The answer to that was yes. Liam rose to his feet with Henry's hand again on his elbow to guide him. "Head wounds," Liam offered, by way of explanation, as he swayed, still letting out intermittent bursts of laughter. "Been a long time since I was killed." He winced, crushing his eyes shut. "I'd forgotten how horrible revival is."

"You died?" Henry's grip tightening involuntarily, and he offered a correction of what happened. "He killed you? But that… can't be within the rules, can it?"

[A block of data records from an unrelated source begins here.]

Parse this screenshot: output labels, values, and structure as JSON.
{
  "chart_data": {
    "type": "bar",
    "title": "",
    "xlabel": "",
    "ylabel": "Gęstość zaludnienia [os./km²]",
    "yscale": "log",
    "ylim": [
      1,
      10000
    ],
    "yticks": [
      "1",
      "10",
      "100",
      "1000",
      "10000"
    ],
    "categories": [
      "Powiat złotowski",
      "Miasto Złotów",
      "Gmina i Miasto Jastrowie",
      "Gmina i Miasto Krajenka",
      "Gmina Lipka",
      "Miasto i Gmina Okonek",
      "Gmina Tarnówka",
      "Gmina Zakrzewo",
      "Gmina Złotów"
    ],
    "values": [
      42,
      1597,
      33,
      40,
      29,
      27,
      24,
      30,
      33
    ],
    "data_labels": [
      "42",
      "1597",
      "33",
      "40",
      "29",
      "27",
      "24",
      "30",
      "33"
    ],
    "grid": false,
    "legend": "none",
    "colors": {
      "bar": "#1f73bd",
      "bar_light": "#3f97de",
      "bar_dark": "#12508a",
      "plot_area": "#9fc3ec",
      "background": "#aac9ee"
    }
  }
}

Liam reached up as if to probe his injury, then dropped his hand. "Some might argue that it was a clever work-around." He glanced toward the school, the building now resting alone and quiet in the darkness. "Holy Ground has limits to the refuge it offers." His sigh came out a last mangled piece of laughter.

"But, death would have rendered you completely helpless," Henry continued. "You wouldn't have been able to fight back."

Liam stopped his shuffle toward the slide and pulled away from Henry far enough to take in the hastily donned clothing and still-damp hair, noting consciously what he had no doubt seen from the moment he caught sight of Henry. Glancing down at the head, he commented, "Well, weren't you busy?" Back to Henry, he said, "I don't believe the lad was interested in his victims being able to fight back. It seems he took the time to kill both of us." He rolled his lips together, prepping to ask the harder, inevitable question. "Who else?"

"Jo," Henry answered. They both glanced toward the gate, recognizing that Jo had left under her own power. "A couple days rest and she'll be fine. He also attacked his social worker after she picked him up today." Henry hefted the bat that he carried in his other hand, considering. No one had told Jo the nature of the attack, which led him to think he now held the weapon from that assault, too. "Probably with this. The doctors are…optimistic…about her making a full recovery. In time."

"That's some good news. He was able to kill me with only one blow, and I never saw it coming."

It was hard to believe that a person Kenny's size could inflict that kind of damage; it took a lot of strength to bludgeon someone to death. Or a lot of determination. The more Henry learned, the more he saw how much desperation drove Kenny's actions. Rhonda was trying to get Kenny back in the System, a place he couldn't risk being. He'd come after Henry and Jo because they knew his secret. But, why would he return here to kill Liam? That was a lot of circling the city for a person who should have been trying to flee it.

"I don't understand why; you're not in the Game. He knew that."

"It's a matter of perspective, now isn't it?" Liam countered. He tugged the towel from Henry's shoulders and knelt down to gather Kenny's head in it. Henry flinched—it was one of his good towels, made of thick Egyptian cotton, cream colored, a delight to dry off with after a cold drenching in the East River. And now it had become a funeral shroud for someone who'd done precious little to warrant any other kind of comfort. "I'm Immortal. That's all he cared about." More quietly, he added, "He won't be the last one, either." As he straightened up, and had to grab Henry's arm to keep from losing his balance, it became clear that Liam was still in no shape to do the job he needed to do.

In an evening with so many extremes—so much violence and death, and also some of the most profound examples of friendship and love Henry had ever seen—he had reached a kind of emotional numbness. In the morning he might regret what he was about to do. Right now, it needed to be done.

"Let me help," he said. "I'll carry the body, if you'll show me where to take it."